Galerie photo © Laurent Philippe

Cette diversité résonne avec le patronyme de l’auteure, recourt peu à l’artifice, emprunte à peine à d’autres disciplines – au théâtre, à l’acrobatie, au récit –, ne compte que sur ses propres forces – le cas échéant, sur ses faiblesses aussi. Pour la forme, un ou deux trucs de jongle : la carafe pleine d’eau envoyée valser d’un bout à l’autre du plateau, comme jadis, chez Vandekeybus, un œuf cru ; un mini-ballet de chaises Terek inaugurant et bouclant le show ; une danse de couple séparé par un miroir semi-translucide renvoyant à l’alter ego sa propre image...

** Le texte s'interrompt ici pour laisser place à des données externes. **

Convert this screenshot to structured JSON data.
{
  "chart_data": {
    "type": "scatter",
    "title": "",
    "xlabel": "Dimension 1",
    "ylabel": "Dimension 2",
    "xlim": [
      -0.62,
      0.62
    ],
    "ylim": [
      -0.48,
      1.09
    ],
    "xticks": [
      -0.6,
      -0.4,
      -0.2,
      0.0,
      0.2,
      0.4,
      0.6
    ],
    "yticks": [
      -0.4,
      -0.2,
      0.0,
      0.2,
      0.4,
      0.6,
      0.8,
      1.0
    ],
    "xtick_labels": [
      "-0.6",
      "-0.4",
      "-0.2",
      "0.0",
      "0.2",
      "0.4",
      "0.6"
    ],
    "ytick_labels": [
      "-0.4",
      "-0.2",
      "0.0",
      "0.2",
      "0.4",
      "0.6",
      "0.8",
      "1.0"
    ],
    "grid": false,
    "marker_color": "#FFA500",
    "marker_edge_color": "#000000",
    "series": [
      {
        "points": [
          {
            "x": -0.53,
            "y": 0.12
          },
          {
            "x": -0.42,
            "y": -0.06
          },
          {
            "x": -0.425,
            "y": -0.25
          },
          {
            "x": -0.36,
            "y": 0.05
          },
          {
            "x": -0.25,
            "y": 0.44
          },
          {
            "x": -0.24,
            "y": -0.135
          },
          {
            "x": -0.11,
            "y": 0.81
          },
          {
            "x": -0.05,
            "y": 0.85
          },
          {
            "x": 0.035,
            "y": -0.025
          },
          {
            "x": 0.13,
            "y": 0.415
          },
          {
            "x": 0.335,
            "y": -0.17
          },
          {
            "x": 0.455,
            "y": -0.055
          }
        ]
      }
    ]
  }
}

S’ajoute, tel un bonus inespéré, la présence hyper-agissante, proactive, d’un orchestre scindé en deux blocs se faisant face, distribués, l’un, côté jardin, l’autre, à cour, pas du tout enfossés mais bel et bien sur scène, mis en valeur comme les danseurs eux-mêmes. Selon nous, la création musicale de Jean-Luc Guionnet est pour beaucoup dans la réussite de la pièce.

Galerie photo © Laurent Philippe

L’ampleur de la B.O. créée, pour bonne partie improvisée live, n’est pas due qu’au volume sonore dispensé par Kenan Trevian. L’esprit rock l’emporte sur toute autre ligne musicale attendue d’un orchestre de chambre formé par un septuor d’interprètes de haut vol – on échappe ainsi, fort heureusement, au néoclassicisme façon Groupe des Six, à l’atonalisme ou au trop sérieux sérialisme.

La scénographie minimaliste de Laurent Peduzzi, une immense toile anthracite lacérée façon tableau de Lucio Fontana, qui au final s’anime de signes fantomatiques et d’effets tachistes colorés, les lumières sombres voulues par la chorégraphe et les aréoles produites par trois ensembles de projecteurs plongeants, signées Marie-Christine Soma et Fabien Bossard, les costumes contemporains designés par Cidalia da Costa, tous ces éléments contribuent également au succès de l’entreprise.

Nicolas Villodre

Vu le 13 mars 2019 salle Jean Vilar, à Chaillot.